Yıllardır Sayeyle beni beşiktaşlı yapmaya çalışır dururdu. Lakin sonuç onun için hep hüsrandı çünkü biz doğuştan cimbomluyduk. Kız olduğumuza bakmayın hee fena fanatiktik. Ofsaytı bile bilirdik o derece hani..
Can'ın söylediklerine en içten şekilde gülüyorduk. Bu çocuk hiç akıllanmayacaktı gerçekten. Pastanın son dilimini ağzıma attığımda elimde ki tabağı orta sehpaya bıraktım.

"Pastaları yediğimize göre sıra hediyelerde." Saye cümlesini bitirir bitirmez mutfağa doğru koştu. Gözlerimi yavaşça Can'a yönelttim. Hediye faslını genelde sevmezdim. Hediye alırkende verirkende utangaçlığım üzerimde olurdu her zaman. Can bakışlarımı dikkate dahi almadan "Kızım Saye bu ne yapayım hediye almayalım deseydim beni İstanbul'un dipsiz maviliklerinde boğardı vallahi." Can'a hak vermiştim elbette Saye'ydi bu yapardı gerçekten. Bir an gözlerimde Saye'nin Can'ı İstanbul'un maviliğinde boğduğu sahne canlandı. Birden gülmeye başladım. Ne olduğunu anlamadığı halde Can'da gülmeye başladı. Saye elinde kocaman bir kutuyla bana doğru geliyordu. Yüzündeki saf tebessüm benim için mutluluk demekti. On iki yılımdı benim, çocukluğumdu. İyi ki on iki yıl önce cesaret edip 'bende sizinle oynayabilir miyim' diye bir soru yöneltmiştim ona. İyi ki hayatımdaydı. İyi ki şimdi buradaydı.

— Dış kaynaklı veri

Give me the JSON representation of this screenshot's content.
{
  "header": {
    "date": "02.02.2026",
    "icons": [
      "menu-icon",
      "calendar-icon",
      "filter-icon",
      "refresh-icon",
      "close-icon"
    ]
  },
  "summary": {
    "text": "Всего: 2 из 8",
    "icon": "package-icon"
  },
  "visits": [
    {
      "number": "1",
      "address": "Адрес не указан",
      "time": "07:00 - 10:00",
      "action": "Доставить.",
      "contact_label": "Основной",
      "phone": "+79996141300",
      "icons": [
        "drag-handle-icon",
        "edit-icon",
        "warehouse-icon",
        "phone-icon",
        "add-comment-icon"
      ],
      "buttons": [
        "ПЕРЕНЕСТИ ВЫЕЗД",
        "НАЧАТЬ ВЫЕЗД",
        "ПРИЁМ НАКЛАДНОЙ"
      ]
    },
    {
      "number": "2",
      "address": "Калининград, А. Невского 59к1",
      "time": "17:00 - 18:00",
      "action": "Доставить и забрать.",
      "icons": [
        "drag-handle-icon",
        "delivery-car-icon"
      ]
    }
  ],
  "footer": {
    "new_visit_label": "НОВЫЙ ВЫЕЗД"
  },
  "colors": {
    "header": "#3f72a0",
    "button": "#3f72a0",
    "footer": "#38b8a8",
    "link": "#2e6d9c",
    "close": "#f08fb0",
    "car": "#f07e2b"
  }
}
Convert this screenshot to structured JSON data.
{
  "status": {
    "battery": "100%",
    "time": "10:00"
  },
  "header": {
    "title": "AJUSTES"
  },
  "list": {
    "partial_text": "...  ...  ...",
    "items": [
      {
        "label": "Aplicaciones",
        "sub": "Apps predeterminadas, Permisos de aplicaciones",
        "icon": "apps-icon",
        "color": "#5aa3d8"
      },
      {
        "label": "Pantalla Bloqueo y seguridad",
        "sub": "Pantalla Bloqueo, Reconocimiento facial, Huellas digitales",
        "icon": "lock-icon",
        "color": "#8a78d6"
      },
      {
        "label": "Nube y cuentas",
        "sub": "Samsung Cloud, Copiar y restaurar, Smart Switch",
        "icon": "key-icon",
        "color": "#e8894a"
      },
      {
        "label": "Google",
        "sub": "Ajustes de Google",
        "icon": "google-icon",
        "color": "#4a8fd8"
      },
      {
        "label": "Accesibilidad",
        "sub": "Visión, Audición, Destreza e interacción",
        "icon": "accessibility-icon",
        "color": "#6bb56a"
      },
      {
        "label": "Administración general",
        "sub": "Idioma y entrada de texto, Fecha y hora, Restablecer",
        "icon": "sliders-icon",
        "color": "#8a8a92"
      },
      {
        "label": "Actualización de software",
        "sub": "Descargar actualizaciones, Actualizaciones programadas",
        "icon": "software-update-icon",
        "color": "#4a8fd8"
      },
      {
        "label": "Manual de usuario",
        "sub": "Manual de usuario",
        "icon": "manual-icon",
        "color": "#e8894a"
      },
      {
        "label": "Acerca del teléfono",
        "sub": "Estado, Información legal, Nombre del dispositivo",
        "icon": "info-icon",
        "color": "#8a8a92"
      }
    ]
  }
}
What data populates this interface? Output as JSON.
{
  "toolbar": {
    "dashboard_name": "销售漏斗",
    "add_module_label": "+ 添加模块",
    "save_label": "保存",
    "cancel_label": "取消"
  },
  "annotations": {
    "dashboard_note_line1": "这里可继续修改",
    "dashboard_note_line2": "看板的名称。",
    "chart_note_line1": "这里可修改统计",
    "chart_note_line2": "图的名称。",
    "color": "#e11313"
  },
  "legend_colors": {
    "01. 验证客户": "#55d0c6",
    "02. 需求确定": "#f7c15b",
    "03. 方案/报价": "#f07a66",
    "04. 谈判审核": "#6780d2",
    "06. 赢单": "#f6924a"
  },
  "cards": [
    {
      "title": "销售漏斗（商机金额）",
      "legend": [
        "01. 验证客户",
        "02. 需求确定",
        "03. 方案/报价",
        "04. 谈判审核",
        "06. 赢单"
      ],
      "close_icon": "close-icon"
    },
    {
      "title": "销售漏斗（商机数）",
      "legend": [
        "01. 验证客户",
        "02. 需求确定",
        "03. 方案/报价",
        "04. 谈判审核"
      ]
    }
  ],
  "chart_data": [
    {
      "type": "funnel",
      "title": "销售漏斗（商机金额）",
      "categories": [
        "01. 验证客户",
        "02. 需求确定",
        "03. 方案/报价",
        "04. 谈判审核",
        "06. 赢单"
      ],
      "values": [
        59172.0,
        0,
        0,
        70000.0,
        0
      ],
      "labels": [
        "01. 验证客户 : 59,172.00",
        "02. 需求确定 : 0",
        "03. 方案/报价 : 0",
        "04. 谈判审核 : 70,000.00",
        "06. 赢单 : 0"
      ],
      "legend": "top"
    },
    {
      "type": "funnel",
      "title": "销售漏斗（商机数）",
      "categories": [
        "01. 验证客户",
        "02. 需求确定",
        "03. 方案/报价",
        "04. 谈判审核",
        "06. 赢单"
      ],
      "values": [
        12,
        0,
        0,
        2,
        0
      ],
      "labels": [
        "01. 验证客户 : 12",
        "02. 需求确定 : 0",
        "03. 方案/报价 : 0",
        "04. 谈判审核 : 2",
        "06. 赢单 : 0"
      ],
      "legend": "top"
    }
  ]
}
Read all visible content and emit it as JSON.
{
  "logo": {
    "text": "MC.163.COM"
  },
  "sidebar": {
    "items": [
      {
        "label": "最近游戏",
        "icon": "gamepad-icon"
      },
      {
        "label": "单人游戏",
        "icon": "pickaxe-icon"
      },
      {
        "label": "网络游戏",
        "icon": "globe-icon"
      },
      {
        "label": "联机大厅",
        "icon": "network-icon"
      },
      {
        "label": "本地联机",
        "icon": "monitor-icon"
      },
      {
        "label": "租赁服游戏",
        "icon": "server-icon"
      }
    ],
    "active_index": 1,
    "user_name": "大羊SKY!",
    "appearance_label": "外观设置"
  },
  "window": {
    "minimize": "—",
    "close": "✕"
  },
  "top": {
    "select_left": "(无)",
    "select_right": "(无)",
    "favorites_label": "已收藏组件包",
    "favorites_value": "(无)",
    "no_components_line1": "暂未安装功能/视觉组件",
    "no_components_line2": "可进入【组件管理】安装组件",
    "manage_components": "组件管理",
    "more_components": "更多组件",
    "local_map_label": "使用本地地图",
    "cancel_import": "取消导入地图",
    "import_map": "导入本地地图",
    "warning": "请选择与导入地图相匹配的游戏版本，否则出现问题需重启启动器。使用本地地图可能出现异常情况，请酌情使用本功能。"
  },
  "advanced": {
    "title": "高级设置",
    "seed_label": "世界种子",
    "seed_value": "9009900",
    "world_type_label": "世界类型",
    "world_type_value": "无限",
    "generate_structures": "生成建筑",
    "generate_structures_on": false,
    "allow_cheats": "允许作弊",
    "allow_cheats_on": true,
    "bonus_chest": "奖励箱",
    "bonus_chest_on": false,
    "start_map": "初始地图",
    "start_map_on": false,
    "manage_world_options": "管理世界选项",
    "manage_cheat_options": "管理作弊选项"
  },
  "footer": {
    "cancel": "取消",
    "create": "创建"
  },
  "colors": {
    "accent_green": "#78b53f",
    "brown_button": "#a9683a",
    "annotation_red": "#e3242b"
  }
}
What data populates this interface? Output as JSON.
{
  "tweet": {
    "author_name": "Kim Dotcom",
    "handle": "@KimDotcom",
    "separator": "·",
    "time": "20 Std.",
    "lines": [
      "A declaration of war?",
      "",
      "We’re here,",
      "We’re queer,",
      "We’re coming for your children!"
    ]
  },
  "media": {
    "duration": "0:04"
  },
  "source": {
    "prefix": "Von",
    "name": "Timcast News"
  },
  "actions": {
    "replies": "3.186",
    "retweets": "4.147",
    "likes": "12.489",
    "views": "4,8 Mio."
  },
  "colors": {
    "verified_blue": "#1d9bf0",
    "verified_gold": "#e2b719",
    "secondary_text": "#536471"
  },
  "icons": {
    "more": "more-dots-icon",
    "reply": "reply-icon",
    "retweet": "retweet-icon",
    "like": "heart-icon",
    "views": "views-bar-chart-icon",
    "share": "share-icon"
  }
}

Saye kutuyu bana uzattığında heyecanlanmıştım. Kutuyu aldım ve açtım. İçinde altı yaşından bu zamana kadar olan fotoğraflarımız vardı. Ona aldığım ilk hediye vardı. Hayranı olduğumuz grupların posterleri vardı. Bir de küçük küçük notlar.. Birbirimize sesleniş tarzlarımız, anılardan arda kalan birkaç kelime derken, küçük kağıtta bir cümleye denk geldim. Notta; "Mavinin en güzel tonu!" yazıyordu. Anlayamadım ilk önce. Bakışlarımı Saye'ye doğru yönelttim. "Sanki gözlerim mavi" dedim.